As described above, according to the method of the present invention, stable formation of an electrode and ohmic contact of this electrode to a semiconductor portion having a shallow junction can be favorably carried out, so that the yield is high. A highly reliable semiconductor device can be obtained, and its industrial profit is great.

[Brief description of drawings]

FIG. 1 is a manufacturing process diagram (1) of an example of a method for manufacturing a semiconductor device according to the present invention.

FIG. 2 is a manufacturing process diagram (2) of the example of the method for manufacturing the semiconductor device according to the present invention.
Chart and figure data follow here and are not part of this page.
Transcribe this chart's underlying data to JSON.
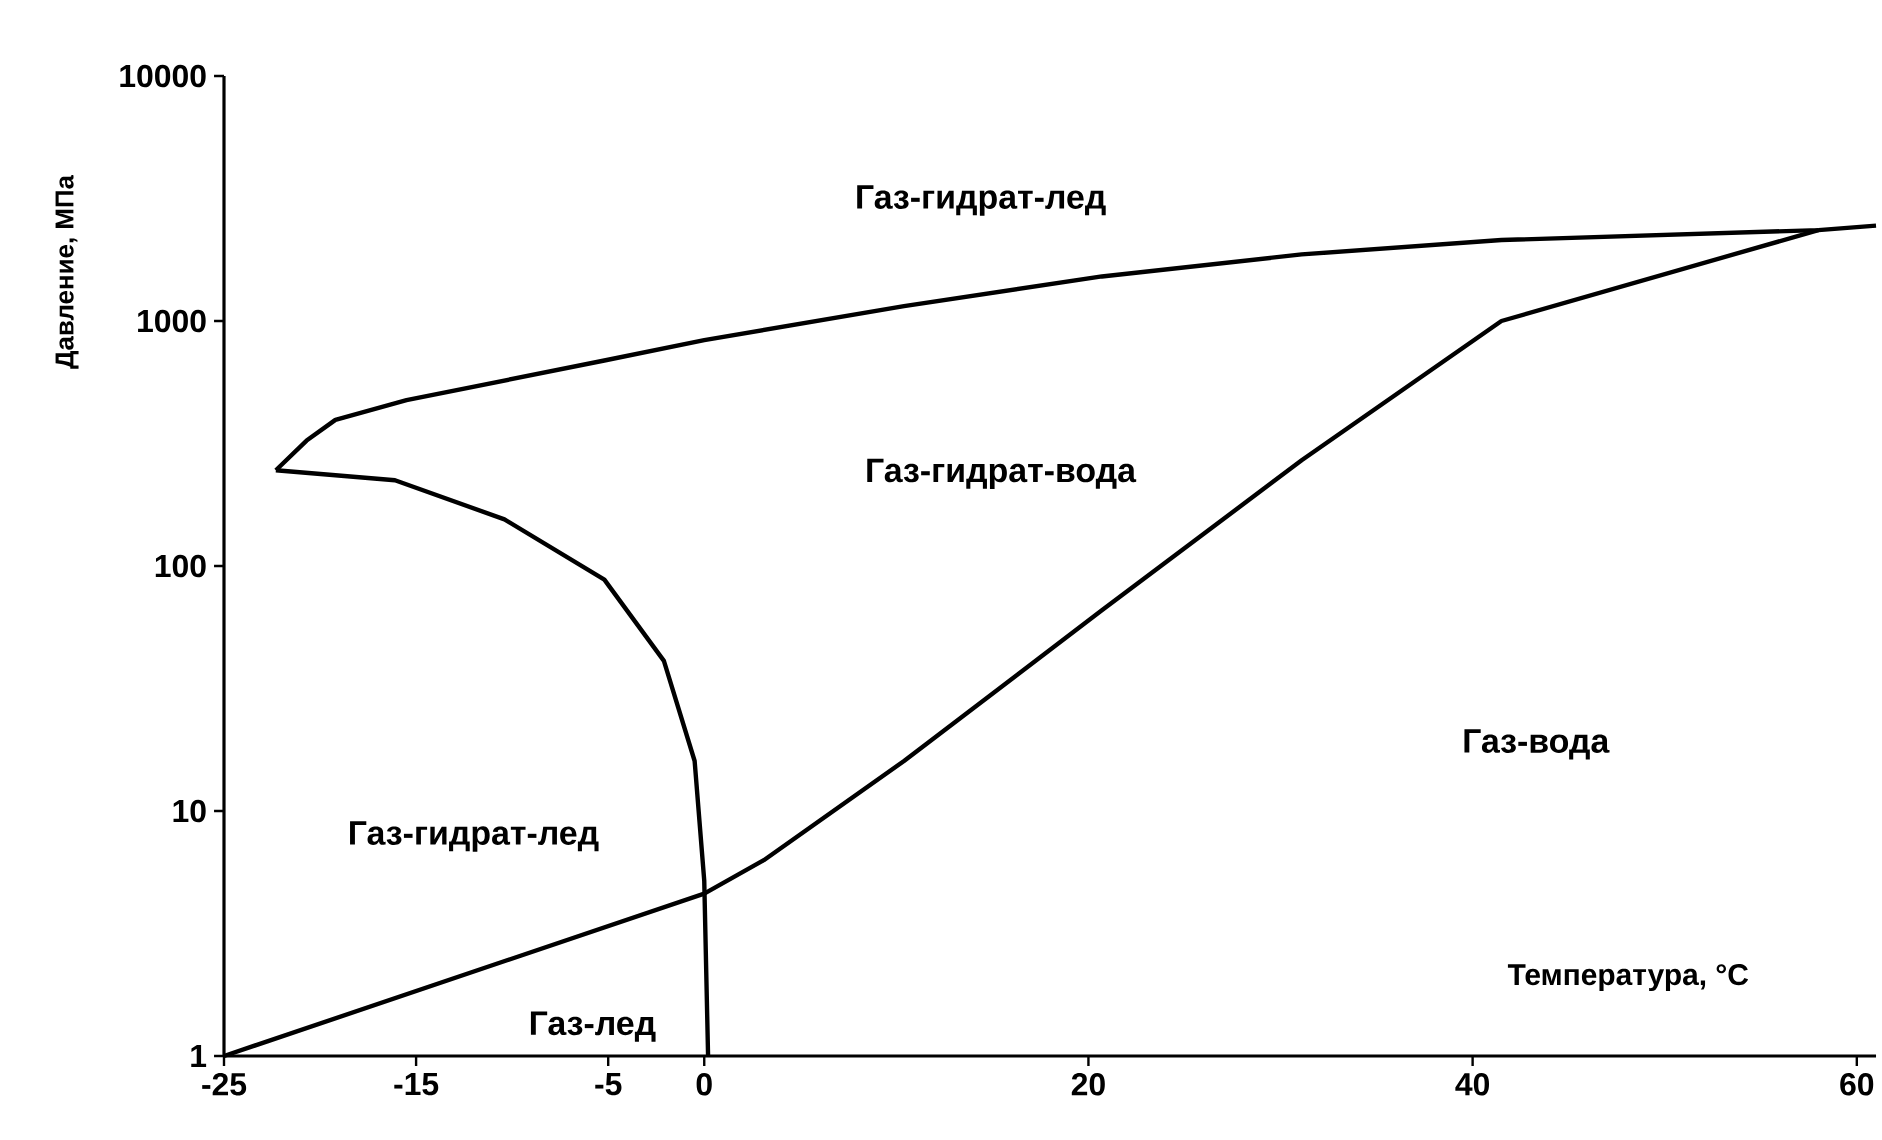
{
  "chart_data": {
    "type": "line",
    "xlabel": "Температура, °C",
    "ylabel": "Давление, МПа",
    "log": "y",
    "xlim": [
      -25,
      61
    ],
    "ylim": [
      1,
      10000
    ],
    "xticks": [
      -25,
      -15,
      -5,
      0,
      20,
      40,
      60
    ],
    "yticks": [
      1,
      10,
      100,
      1000,
      10000
    ],
    "series": [
      {
        "color": "#000000",
        "x": [
          -22.3,
          -20.7,
          -19.2,
          -15.5,
          -5.2,
          0,
          10.4,
          20.7,
          31.1,
          41.5,
          58,
          61
        ],
        "values": [
          246,
          325,
          395,
          475,
          690,
          835,
          1150,
          1520,
          1870,
          2140,
          2350,
          2450
        ]
      },
      {
        "color": "#000000",
        "x": [
          -22.3,
          -16.1,
          -10.4,
          -5.2,
          -2.1,
          -0.5,
          0,
          0.2
        ],
        "values": [
          246,
          224,
          155,
          88,
          41,
          16,
          5.2,
          1
        ]
      },
      {
        "color": "#000000",
        "x": [
          -25,
          0,
          3.1,
          10.4,
          20.7,
          31.1,
          41.5,
          58
        ],
        "values": [
          1,
          4.6,
          6.3,
          16,
          66,
          270,
          1000,
          2350
        ]
      }
    ],
    "annotations": [
      "Газ-гидрат-лед",
      "Газ-гидрат-вода",
      "Газ-вода",
      "Газ-гидрат-лед",
      "Газ-лед"
    ]
  }
}
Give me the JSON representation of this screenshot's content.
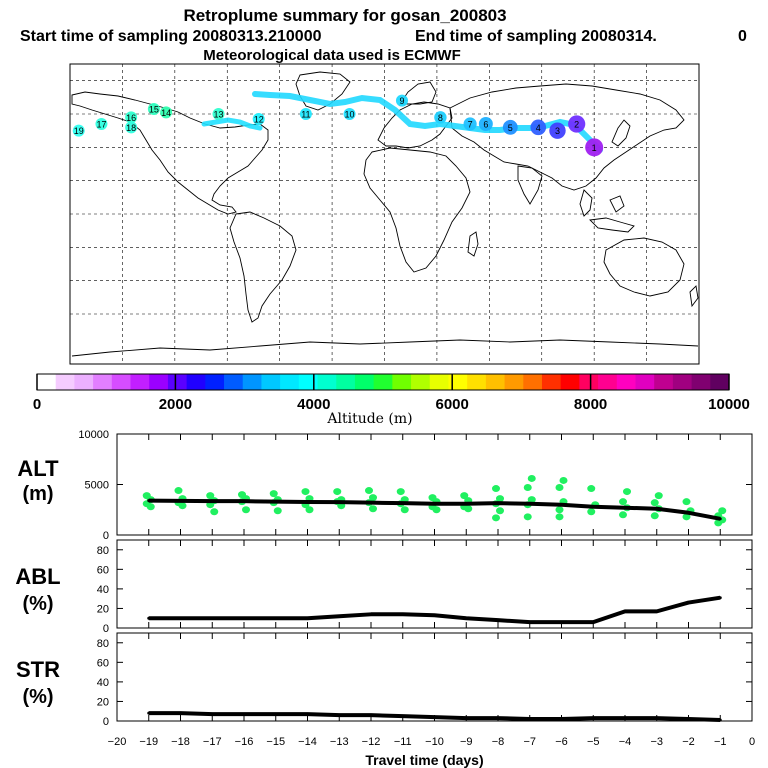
{
  "header": {
    "title": "Retroplume summary for gosan_200803",
    "start_label": "Start time of sampling 20080313.210000",
    "end_label": "End time of sampling 20080314.",
    "end_suffix": "0",
    "met_label": "Meteorological data used is ECMWF"
  },
  "colorbar": {
    "label": "Altitude (m)",
    "ticks": [
      "0",
      "2000",
      "4000",
      "6000",
      "8000",
      "10000"
    ],
    "colors": [
      "#ffffff",
      "#f5ccff",
      "#ecb0ff",
      "#e27fff",
      "#d64dff",
      "#c21fff",
      "#9b00ff",
      "#5a00ff",
      "#2000ff",
      "#0020ff",
      "#005cff",
      "#0095ff",
      "#00c8ff",
      "#00e8ff",
      "#00ffff",
      "#00ffd0",
      "#00ffa0",
      "#00ff6a",
      "#20ff30",
      "#70ff00",
      "#b0ff00",
      "#e8ff00",
      "#ffff00",
      "#ffe000",
      "#ffc000",
      "#ff9a00",
      "#ff7000",
      "#ff3000",
      "#ff0000",
      "#ff0060",
      "#ff0090",
      "#ff00c0",
      "#e000c0",
      "#c00090",
      "#a00080",
      "#800070",
      "#600060"
    ]
  },
  "map": {
    "plume_labels": [
      {
        "lon": 120,
        "lat": 40,
        "text": "1",
        "c": "#a020f0"
      },
      {
        "lon": 110,
        "lat": 54,
        "text": "2",
        "c": "#7030ff"
      },
      {
        "lon": 99,
        "lat": 50,
        "text": "3",
        "c": "#4040ff"
      },
      {
        "lon": 88,
        "lat": 52,
        "text": "4",
        "c": "#3060ff"
      },
      {
        "lon": 72,
        "lat": 52,
        "text": "5",
        "c": "#2090ff"
      },
      {
        "lon": 58,
        "lat": 54,
        "text": "6",
        "c": "#1eb0ff"
      },
      {
        "lon": 49,
        "lat": 54,
        "text": "7",
        "c": "#20c0ff"
      },
      {
        "lon": 32,
        "lat": 58,
        "text": "8",
        "c": "#20d0ff"
      },
      {
        "lon": 10,
        "lat": 68,
        "text": "9",
        "c": "#20d8ff"
      },
      {
        "lon": -20,
        "lat": 60,
        "text": "10",
        "c": "#20e0ff"
      },
      {
        "lon": -45,
        "lat": 60,
        "text": "11",
        "c": "#20e8ff"
      },
      {
        "lon": -72,
        "lat": 57,
        "text": "12",
        "c": "#20f0ff"
      },
      {
        "lon": -95,
        "lat": 60,
        "text": "13",
        "c": "#30ffd0"
      },
      {
        "lon": -125,
        "lat": 61,
        "text": "14",
        "c": "#30ffb0"
      },
      {
        "lon": -132,
        "lat": 63,
        "text": "15",
        "c": "#30ffc0"
      },
      {
        "lon": -145,
        "lat": 58,
        "text": "16",
        "c": "#30ffd0"
      },
      {
        "lon": -162,
        "lat": 54,
        "text": "17",
        "c": "#30ffe0"
      },
      {
        "lon": -145,
        "lat": 52,
        "text": "18",
        "c": "#30ffe0"
      },
      {
        "lon": -175,
        "lat": 50,
        "text": "19",
        "c": "#30fff0"
      }
    ]
  },
  "chart_data": [
    {
      "type": "line",
      "name": "ALT",
      "title": "ALT",
      "unit": "(m)",
      "ylim": [
        0,
        10000
      ],
      "yticks": [
        "10000",
        "5000",
        "0"
      ],
      "x": [
        -19,
        -18,
        -17,
        -16,
        -15,
        -14,
        -13,
        -12,
        -11,
        -10,
        -9,
        -8,
        -7,
        -6,
        -5,
        -4,
        -3,
        -2,
        -1
      ],
      "series": [
        {
          "name": "median",
          "values": [
            3400,
            3380,
            3350,
            3350,
            3300,
            3270,
            3250,
            3200,
            3150,
            3100,
            3100,
            3150,
            3100,
            3000,
            2800,
            2700,
            2600,
            2200,
            1600
          ]
        }
      ],
      "scatter": [
        {
          "x": -19,
          "y": [
            3100,
            3500,
            3900,
            2800
          ]
        },
        {
          "x": -18,
          "y": [
            3200,
            3600,
            4400,
            2900
          ]
        },
        {
          "x": -17,
          "y": [
            3000,
            3400,
            3900,
            2300
          ]
        },
        {
          "x": -16,
          "y": [
            3300,
            3600,
            4000,
            2500
          ]
        },
        {
          "x": -15,
          "y": [
            3200,
            3500,
            4100,
            2400
          ]
        },
        {
          "x": -14,
          "y": [
            3000,
            3600,
            4300,
            2500
          ]
        },
        {
          "x": -13,
          "y": [
            3300,
            3500,
            4300,
            2900
          ]
        },
        {
          "x": -12,
          "y": [
            3200,
            3700,
            4400,
            2600
          ]
        },
        {
          "x": -11,
          "y": [
            3100,
            3500,
            4300,
            2500
          ]
        },
        {
          "x": -10,
          "y": [
            2800,
            3300,
            3700,
            2500
          ]
        },
        {
          "x": -9,
          "y": [
            2800,
            3400,
            3900,
            2600
          ]
        },
        {
          "x": -8,
          "y": [
            3100,
            3600,
            4600,
            2400,
            1700
          ]
        },
        {
          "x": -7,
          "y": [
            3000,
            3500,
            4700,
            5600,
            1800
          ]
        },
        {
          "x": -6,
          "y": [
            2500,
            3300,
            4700,
            5400,
            1800
          ]
        },
        {
          "x": -5,
          "y": [
            2300,
            3000,
            4600
          ]
        },
        {
          "x": -4,
          "y": [
            2000,
            2700,
            3300,
            4300
          ]
        },
        {
          "x": -3,
          "y": [
            1900,
            2600,
            3200,
            3900
          ]
        },
        {
          "x": -2,
          "y": [
            1800,
            2400,
            3300
          ]
        },
        {
          "x": -1,
          "y": [
            1200,
            1500,
            1900,
            2400
          ]
        }
      ]
    },
    {
      "type": "line",
      "name": "ABL",
      "title": "ABL",
      "unit": "(%)",
      "ylim": [
        0,
        90
      ],
      "yticks": [
        "80",
        "60",
        "40",
        "20",
        "0"
      ],
      "x": [
        -19,
        -18,
        -17,
        -16,
        -15,
        -14,
        -13,
        -12,
        -11,
        -10,
        -9,
        -8,
        -7,
        -6,
        -5,
        -4,
        -3,
        -2,
        -1
      ],
      "series": [
        {
          "name": "ABL",
          "values": [
            10,
            10,
            10,
            10,
            10,
            10,
            12,
            14,
            14,
            13,
            10,
            8,
            6,
            6,
            6,
            17,
            17,
            26,
            31
          ]
        }
      ]
    },
    {
      "type": "line",
      "name": "STR",
      "title": "STR",
      "unit": "(%)",
      "ylim": [
        0,
        90
      ],
      "yticks": [
        "80",
        "60",
        "40",
        "20",
        "0"
      ],
      "x": [
        -19,
        -18,
        -17,
        -16,
        -15,
        -14,
        -13,
        -12,
        -11,
        -10,
        -9,
        -8,
        -7,
        -6,
        -5,
        -4,
        -3,
        -2,
        -1
      ],
      "series": [
        {
          "name": "STR",
          "values": [
            8,
            8,
            7,
            7,
            7,
            7,
            6,
            6,
            5,
            4,
            3,
            3,
            2,
            2,
            3,
            3,
            3,
            2,
            1
          ]
        }
      ],
      "xlabel": "Travel time (days)",
      "xticks": [
        "−20",
        "−19",
        "−18",
        "−17",
        "−16",
        "−15",
        "−14",
        "−13",
        "−12",
        "−11",
        "−10",
        "−9",
        "−8",
        "−7",
        "−6",
        "−5",
        "−4",
        "−3",
        "−2",
        "−1",
        "0"
      ]
    }
  ]
}
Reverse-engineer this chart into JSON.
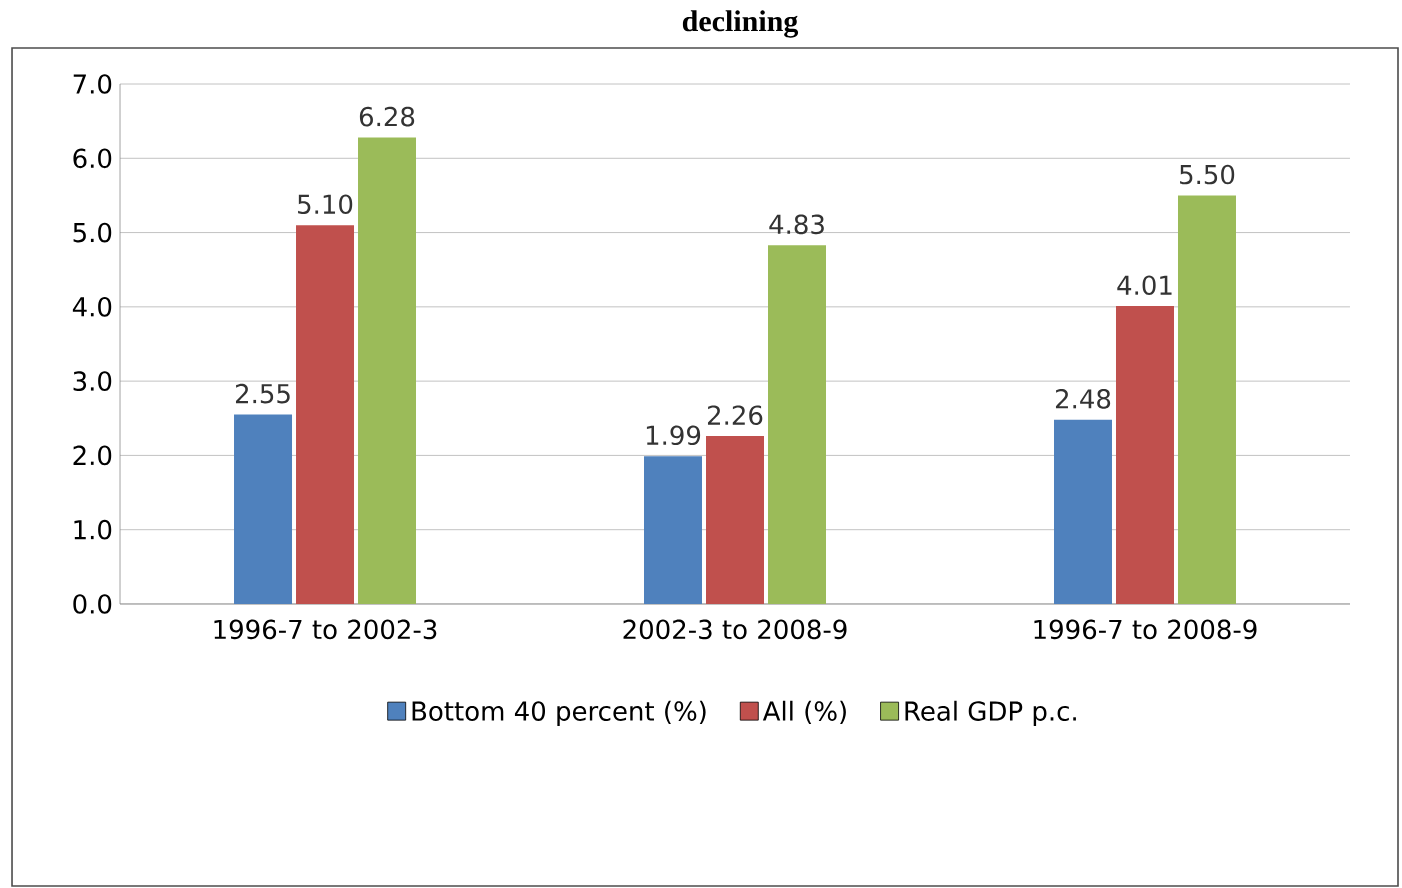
{
  "chart_data": {
    "type": "bar",
    "title": "declining",
    "categories": [
      "1996-7 to 2002-3",
      "2002-3 to 2008-9",
      "1996-7 to 2008-9"
    ],
    "series": [
      {
        "name": "Bottom 40 percent (%)",
        "color": "#4f81bd",
        "values": [
          2.55,
          1.99,
          2.48
        ],
        "value_labels": [
          "2.55",
          "1.99",
          "2.48"
        ]
      },
      {
        "name": "All (%)",
        "color": "#c0504d",
        "values": [
          5.1,
          2.26,
          4.01
        ],
        "value_labels": [
          "5.10",
          "2.26",
          "4.01"
        ]
      },
      {
        "name": "Real GDP p.c.",
        "color": "#9bbb59",
        "values": [
          6.28,
          4.83,
          5.5
        ],
        "value_labels": [
          "6.28",
          "4.83",
          "5.50"
        ]
      }
    ],
    "ylim": [
      0,
      7
    ],
    "yticks": [
      {
        "value": 0,
        "label": "0.0"
      },
      {
        "value": 1,
        "label": "1.0"
      },
      {
        "value": 2,
        "label": "2.0"
      },
      {
        "value": 3,
        "label": "3.0"
      },
      {
        "value": 4,
        "label": "4.0"
      },
      {
        "value": 5,
        "label": "5.0"
      },
      {
        "value": 6,
        "label": "6.0"
      },
      {
        "value": 7,
        "label": "7.0"
      }
    ],
    "grid": "y",
    "legend": "bottom"
  }
}
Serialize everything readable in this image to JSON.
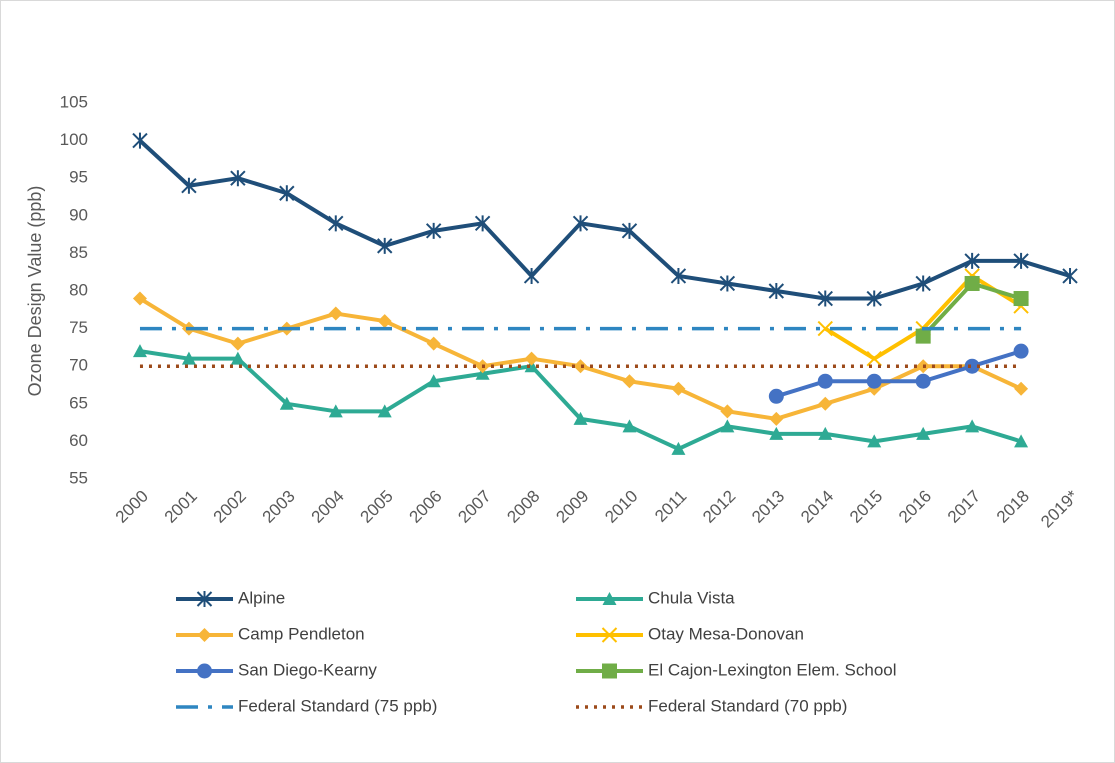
{
  "chart_data": {
    "type": "line",
    "y_label": "Ozone Design Value (ppb)",
    "categories": [
      "2000",
      "2001",
      "2002",
      "2003",
      "2004",
      "2005",
      "2006",
      "2007",
      "2008",
      "2009",
      "2010",
      "2011",
      "2012",
      "2013",
      "2014",
      "2015",
      "2016",
      "2017",
      "2018",
      "2019*"
    ],
    "ylim": [
      55,
      105
    ],
    "yticks": [
      55,
      60,
      65,
      70,
      75,
      80,
      85,
      90,
      95,
      100,
      105
    ],
    "grid": false,
    "series": [
      {
        "name": "Alpine",
        "color": "#1f4e79",
        "marker": "star",
        "dash": "solid",
        "values": [
          100,
          94,
          95,
          93,
          89,
          86,
          88,
          89,
          82,
          89,
          88,
          82,
          81,
          80,
          79,
          79,
          81,
          84,
          84,
          82
        ]
      },
      {
        "name": "Chula Vista",
        "color": "#2eaa94",
        "marker": "triangle",
        "dash": "solid",
        "values": [
          72,
          71,
          71,
          65,
          64,
          64,
          68,
          69,
          70,
          63,
          62,
          59,
          62,
          61,
          61,
          60,
          61,
          62,
          60,
          null
        ]
      },
      {
        "name": "Camp Pendleton",
        "color": "#f7b538",
        "marker": "diamond",
        "dash": "solid",
        "values": [
          79,
          75,
          73,
          75,
          77,
          76,
          73,
          70,
          71,
          70,
          68,
          67,
          64,
          63,
          65,
          67,
          70,
          70,
          67,
          null
        ]
      },
      {
        "name": "Otay Mesa-Donovan",
        "color": "#ffc000",
        "marker": "x",
        "dash": "solid",
        "values": [
          null,
          null,
          null,
          null,
          null,
          null,
          null,
          null,
          null,
          null,
          null,
          null,
          null,
          null,
          75,
          71,
          75,
          82,
          78,
          null
        ]
      },
      {
        "name": "San Diego-Kearny",
        "color": "#4472c4",
        "marker": "circle",
        "dash": "solid",
        "values": [
          null,
          null,
          null,
          null,
          null,
          null,
          null,
          null,
          null,
          null,
          null,
          null,
          null,
          66,
          68,
          68,
          68,
          70,
          72,
          null
        ]
      },
      {
        "name": "El Cajon-Lexington Elem. School",
        "color": "#70ad47",
        "marker": "square",
        "dash": "solid",
        "values": [
          null,
          null,
          null,
          null,
          null,
          null,
          null,
          null,
          null,
          null,
          null,
          null,
          null,
          null,
          null,
          null,
          74,
          81,
          79,
          null
        ]
      },
      {
        "name": "Federal Standard (75 ppb)",
        "color": "#2e86c1",
        "marker": "none",
        "dash": "dash-dot",
        "values": [
          75,
          75,
          75,
          75,
          75,
          75,
          75,
          75,
          75,
          75,
          75,
          75,
          75,
          75,
          75,
          75,
          75,
          75,
          75,
          null
        ]
      },
      {
        "name": "Federal Standard (70 ppb)",
        "color": "#9c4a1a",
        "marker": "none",
        "dash": "dot",
        "values": [
          70,
          70,
          70,
          70,
          70,
          70,
          70,
          70,
          70,
          70,
          70,
          70,
          70,
          70,
          70,
          70,
          70,
          70,
          70,
          null
        ]
      }
    ]
  }
}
FIG. 3 is a curve diagram of the relationship between photon energy and the absorption coefficient of Si used for explaining the present invention.

[Explanation of symbols]

 DESCRIPTION OF SYMBOLS 1 Semiconductor substrate 2 Insulating layer 3 Semiconductor part 4 Interlayer insulating film 5 Electrode contact window 6 Electrode metal layer 7 Light absorption layer 8 Antireflection film 9 Electrode

Claims (3)

[Claims] 1. A method of manufacturing a semiconductor device, which comprises a step of alloying heat treatment on a surface of the semiconductor portion of an electrode deposited on a semiconductor portion forming a shallow junction, wherein the alloying heat treatment is performed by pulse laser light irradiation. A method for manufacturing a semiconductor device, which comprises depositing a light absorbing layer having a light absorbing property for the laser light on the electrode metal layer prior to the irradiation of the pulsed laser light. 2. The method for manufacturing a semiconductor device according to claim 1, wherein the light absorption layer is made of amorphous silicon or polycrystalline silicon. 3. The method for manufacturing a semiconductor device according to claim 1, wherein an antireflection film is deposited on the light absorption layer, and pulsed laser light irradiation is performed on the antireflection film. Method.